Armstrong: The note I sent out to the team, right after it got done, is: Now we can get started. I think the first five years here were really about spinning out from Time Warner, reshaping the company, getting on strategy, investing behind it, taking some risks and chances. I would say that the long-term strategic area we ended up in is exactly where we hoped to end up.

I think we had bumps during the road of getting there, but the strategic area we’ve ended up with is more important than the bumps. The area we’re getting into right now is the starting gate of probably what’s going to be the single-largest change in global media. I think you’re going to have the combination of global networks coming together in distribution, you’re going to have the shift from linear TV on a global basis to IP TV and you’re going to have what I think is going to be the most fundamental shift — you’re going to go from a 2 billion smartphone scale to 4 billion in the next couple of years.

And each one of those smartphones is going to get smarter, and they’re going to turn into machines, and you’re basically going to have 4 billion people walking the planet with cable boxes in their pockets. That’s what I’m excited for. That’s why I’m here, that’s why I think the Verizon deal is a good idea and that’s why I think we’re just getting started.

TechCrunch: You’ve said you’re planning to stick around.

Armstrong: I signed a contract with Verizon, a long-term contract. I’m staying, I told them I’m staying, they’ve told me they want me to stay.

TechCrunch: Can you say how long-term the contract is?
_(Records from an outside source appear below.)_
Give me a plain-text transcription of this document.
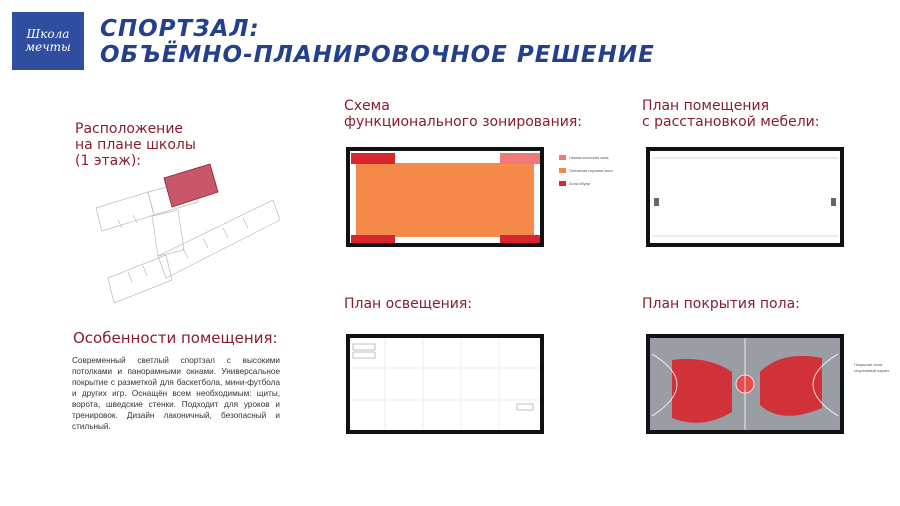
Школа
мечты
СПОРТЗАЛ:
ОБЪЁМНО-ПЛАНИРОВОЧНОЕ РЕШЕНИЕ
Расположение
на плане школы
(1 этаж):
Схема
функционального зонирования:
Гимнастическая зона
Основная игровая зона
Зона обуви
План помещения
с расстановкой мебели:
План освещения:	План покрытия пола:
Покрытие пола
спортивный паркет
Особенности помещения:
Современный светлый спортзал с высокими потолками и панорамными окнами. Универсальное покрытие с разметкой для баскетбола, мини-футбола и других игр. Оснащён всем необходимым: щиты, ворота, шведские стенки. Подходит для уроков и тренировок. Дизайн лаконичный, безопасный и стильный.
Armstrong: It’s multiple years.

TechCrunch: Is the deal at the point where AOL would not entertain other offers? There’s speculation that there could be a bidding war with other companies.
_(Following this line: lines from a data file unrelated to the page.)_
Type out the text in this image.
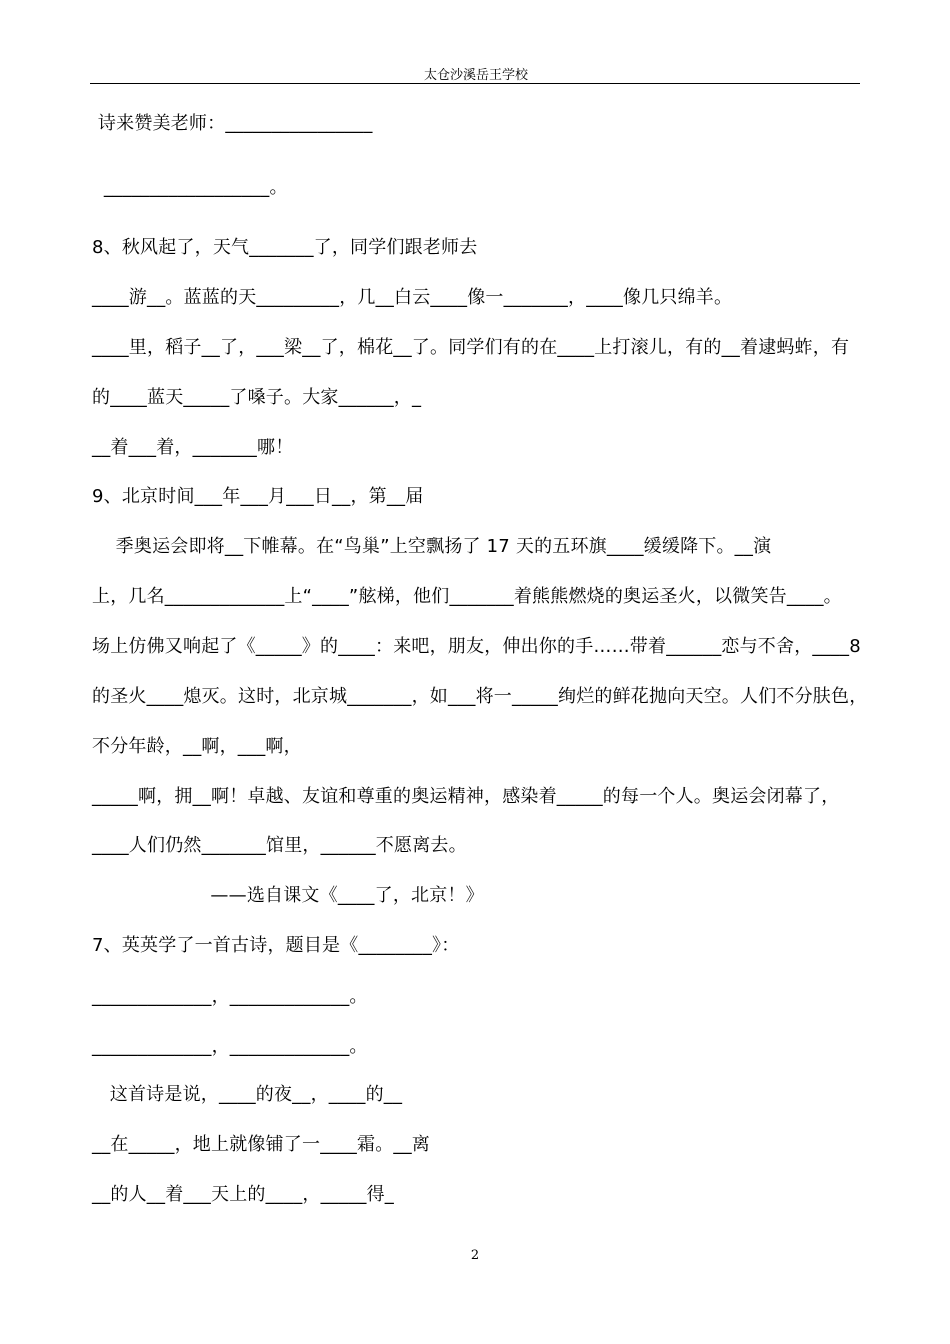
太仓沙溪岳王学校
诗来赞美老师：________________
__________________。
8、秋风起了，天气_______了，同学们跟老师去
____游__。蓝蓝的天_________，几__白云____像一_______，____像几只绵羊。
____里，稻子__了，___梁__了，棉花__了。同学们有的在____上打滚儿，有的__着逮蚂蚱，有
的____蓝天_____了嗓子。大家______，_
__着___着，_______哪！
9、北京时间___年___月___日__，第__届
季奥运会即将__下帷幕。在“鸟巢”上空飘扬了 17 天的五环旗____缓缓降下。__演
上，几名_____________上“____”舷梯，他们_______着熊熊燃烧的奥运圣火，以微笑告____。
场上仿佛又响起了《_____》的____：来吧，朋友，伸出你的手……带着______恋与不舍，____8
的圣火____熄灭。这时，北京城_______，如___将一_____绚烂的鲜花抛向天空。人们不分肤色，
不分年龄，__啊，___啊，
_____啊，拥__啊！卓越、友谊和尊重的奥运精神，感染着_____的每一个人。奥运会闭幕了，
____人们仍然_______馆里，______不愿离去。
——选自课文《____了，北京！》
7、英英学了一首古诗，题目是《________》：
_____________，_____________。
_____________，_____________。
这首诗是说，____的夜__，____的__
__在_____，地上就像铺了一____霜。__离
__的人__着___天上的____，_____得_
2
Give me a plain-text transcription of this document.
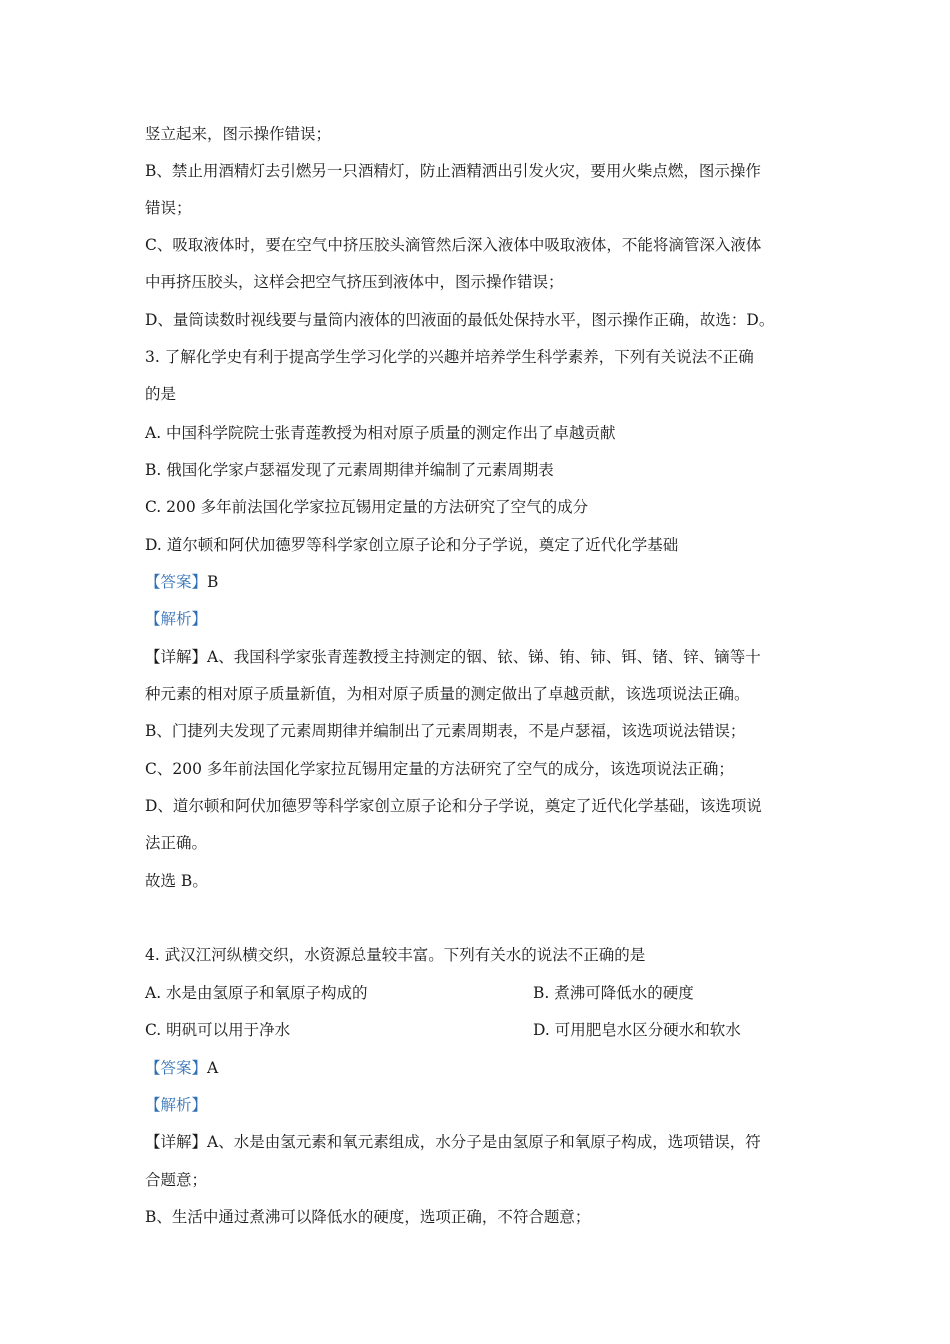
竖立起来，图示操作错误；
B、禁止用酒精灯去引燃另一只酒精灯，防止酒精洒出引发火灾，要用火柴点燃，图示操作
错误；
C、吸取液体时，要在空气中挤压胶头滴管然后深入液体中吸取液体，不能将滴管深入液体
中再挤压胶头，这样会把空气挤压到液体中，图示操作错误；
D、量筒读数时视线要与量筒内液体的凹液面的最低处保持水平，图示操作正确，故选：D。
3. 了解化学史有利于提高学生学习化学的兴趣并培养学生科学素养，下列有关说法不正确
的是
A. 中国科学院院士张青莲教授为相对原子质量的测定作出了卓越贡献
B. 俄国化学家卢瑟福发现了元素周期律并编制了元素周期表
C. 200 多年前法国化学家拉瓦锡用定量的方法研究了空气的成分
D. 道尔顿和阿伏加德罗等科学家创立原子论和分子学说，奠定了近代化学基础
【答案】B
【解析】
【详解】A、我国科学家张青莲教授主持测定的铟、铱、锑、铕、铈、铒、锗、锌、镝等十
种元素的相对原子质量新值，为相对原子质量的测定做出了卓越贡献，该选项说法正确。
B、门捷列夫发现了元素周期律并编制出了元素周期表，不是卢瑟福，该选项说法错误；
C、200 多年前法国化学家拉瓦锡用定量的方法研究了空气的成分，该选项说法正确；
D、道尔顿和阿伏加德罗等科学家创立原子论和分子学说，奠定了近代化学基础，该选项说
法正确。
故选 B。
4. 武汉江河纵横交织，水资源总量较丰富。下列有关水的说法不正确的是
A. 水是由氢原子和氧原子构成的	B. 煮沸可降低水的硬度
C. 明矾可以用于净水	D. 可用肥皂水区分硬水和软水
【答案】A
【解析】
【详解】A、水是由氢元素和氧元素组成，水分子是由氢原子和氧原子构成，选项错误，符
合题意；
B、生活中通过煮沸可以降低水的硬度，选项正确，不符合题意；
Armstrong: Our board has decided to do the Verizon deal because they felt it was right for shareholders. If you look at our track record with shareholders, we basically beat the S&P 500, based on this deal, for the last five years. We returned cash to shareholders, we shrunk the equity base, we’ve been a very very shareholder-friendly company.
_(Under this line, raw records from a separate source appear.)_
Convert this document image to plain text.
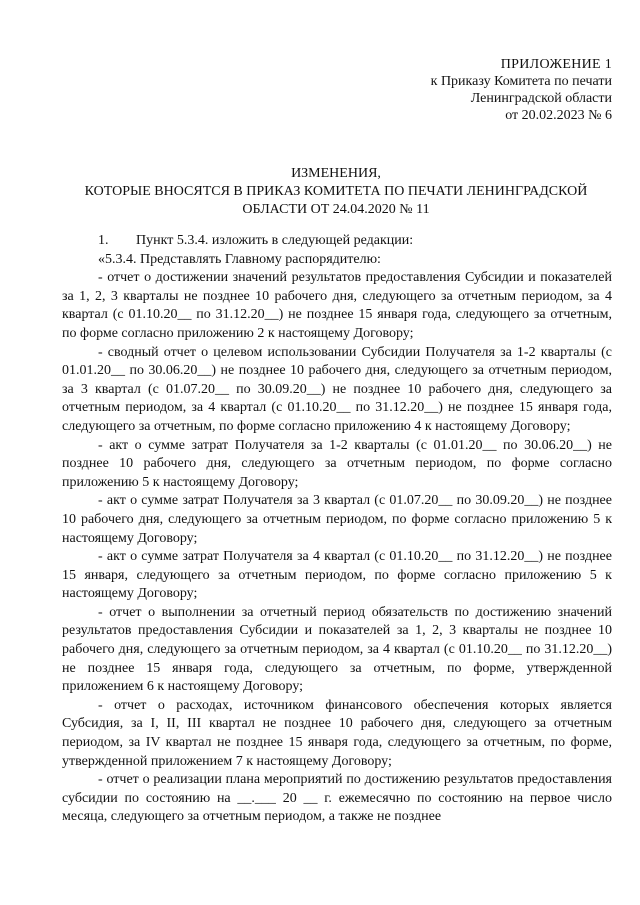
ПРИЛОЖЕНИЕ 1
к Приказу Комитета по печати
Ленинградской области
от 20.02.2023 № 6
ИЗМЕНЕНИЯ,
КОТОРЫЕ ВНОСЯТСЯ В ПРИКАЗ КОМИТЕТА ПО ПЕЧАТИ ЛЕНИНГРАДСКОЙ
ОБЛАСТИ ОТ 24.04.2020 № 11

1. Пункт 5.3.4. изложить в следующей редакции:

«5.3.4. Представлять Главному распорядителю:

- отчет о достижении значений результатов предоставления Субсидии и показателей за 1, 2, 3 кварталы не позднее 10 рабочего дня, следующего за отчетным периодом, за 4 квартал (с 01.10.20__ по 31.12.20__) не позднее 15 января года, следующего за отчетным, по форме согласно приложению 2 к настоящему Договору;

- сводный отчет о целевом использовании Субсидии Получателя за 1-2 кварталы (с 01.01.20__ по 30.06.20__) не позднее 10 рабочего дня, следующего за отчетным периодом, за 3 квартал (с 01.07.20__ по 30.09.20__) не позднее 10 рабочего дня, следующего за отчетным периодом, за 4 квартал (с 01.10.20__ по 31.12.20__) не позднее 15 января года, следующего за отчетным, по форме согласно приложению 4 к настоящему Договору;

- акт о сумме затрат Получателя за 1-2 кварталы (с 01.01.20__ по 30.06.20__) не позднее 10 рабочего дня, следующего за отчетным периодом, по форме согласно приложению 5 к настоящему Договору;

- акт о сумме затрат Получателя за 3 квартал (с 01.07.20__ по 30.09.20__) не позднее 10 рабочего дня, следующего за отчетным периодом, по форме согласно приложению 5 к настоящему Договору;

- акт о сумме затрат Получателя за 4 квартал (с 01.10.20__ по 31.12.20__) не позднее 15 января, следующего за отчетным периодом, по форме согласно приложению 5 к настоящему Договору;

- отчет о выполнении за отчетный период обязательств по достижению значений результатов предоставления Субсидии и показателей за 1, 2, 3 кварталы не позднее 10 рабочего дня, следующего за отчетным периодом, за 4 квартал (с 01.10.20__ по 31.12.20__) не позднее 15 января года, следующего за отчетным, по форме, утвержденной приложением 6 к настоящему Договору;

- отчет о расходах, источником финансового обеспечения которых является Субсидия, за I, II, III квартал не позднее 10 рабочего дня, следующего за отчетным периодом, за IV квартал не позднее 15 января года, следующего за отчетным, по форме, утвержденной приложением 7 к настоящему Договору;

- отчет о реализации плана мероприятий по достижению результатов предоставления субсидии по состоянию на __.___ 20 __ г. ежемесячно по состоянию на первое число месяца, следующего за отчетным периодом, а также не позднее
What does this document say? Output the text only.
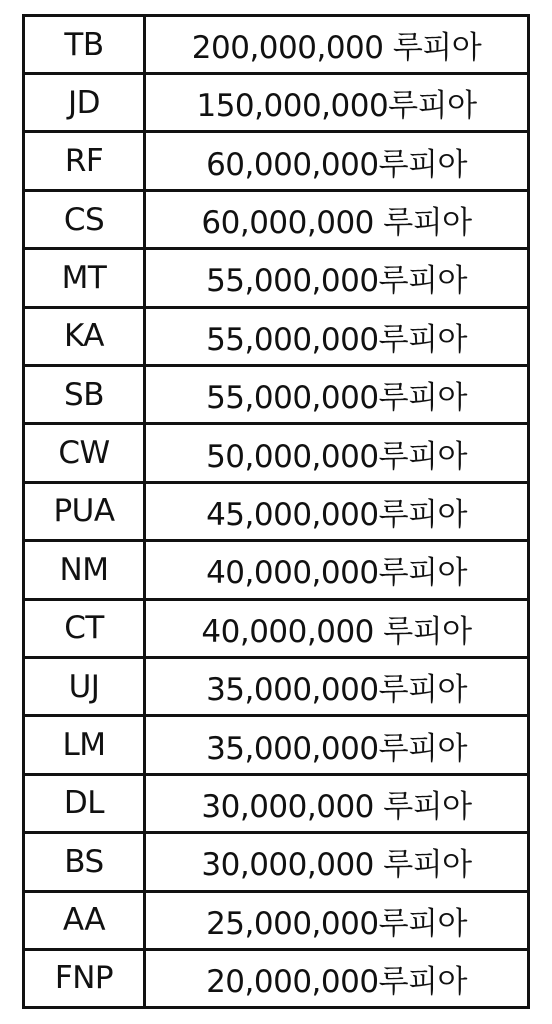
TB	200,000,000 루피아
JD	150,000,000루피아
RF	60,000,000루피아
CS	60,000,000 루피아
MT	55,000,000루피아
KA	55,000,000루피아
SB	55,000,000루피아
CW	50,000,000루피아
PUA	45,000,000루피아
NM	40,000,000루피아
CT	40,000,000 루피아
UJ	35,000,000루피아
LM	35,000,000루피아
DL	30,000,000 루피아
BS	30,000,000 루피아
AA	25,000,000루피아
FNP	20,000,000루피아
This deal, we feel, is the right deal to go forward. In the go-forward scenario, we plan on doing the deal with Verizon — and as a public company, there are fiduciary obligations. But our goal, plan and what we’re working towards is the closing of this transaction with Verizon.

TechCrunch: Anything more you want to say about what the deal will mean for TechCrunch specifically?

Armstrong: For TechCrunch, I think it fits into the mega trends. If you look at tech, it’s only getting more important. You have every major company in the world, every household in the world, every car in the world, adding more technology, and I think TechCrunch is at the epicenter of that. If you look at the events TechCrunch does, if you look at our partnerships we’ve done around TechCrunch, I think TechCrunch is going to become a bigger, more mobile, more video and more global brand based on this deal. I love TechCrunch and I’m excited to see it grow and flourish.

What’s the reaction [from the TechCrunch team]?

TechCrunch: It’s a wait-and-see approach. If this means more resources and distribution, great. But [nervous laugh] editorial independence is important to us and hopefully we don’t get sold off to somebody else in a few months.

Armstrong: TechCrunch is not getting sold off. There will be editorial independence. And from a distribution and resource standpoint, it’s probably the most exciting deal we could have done.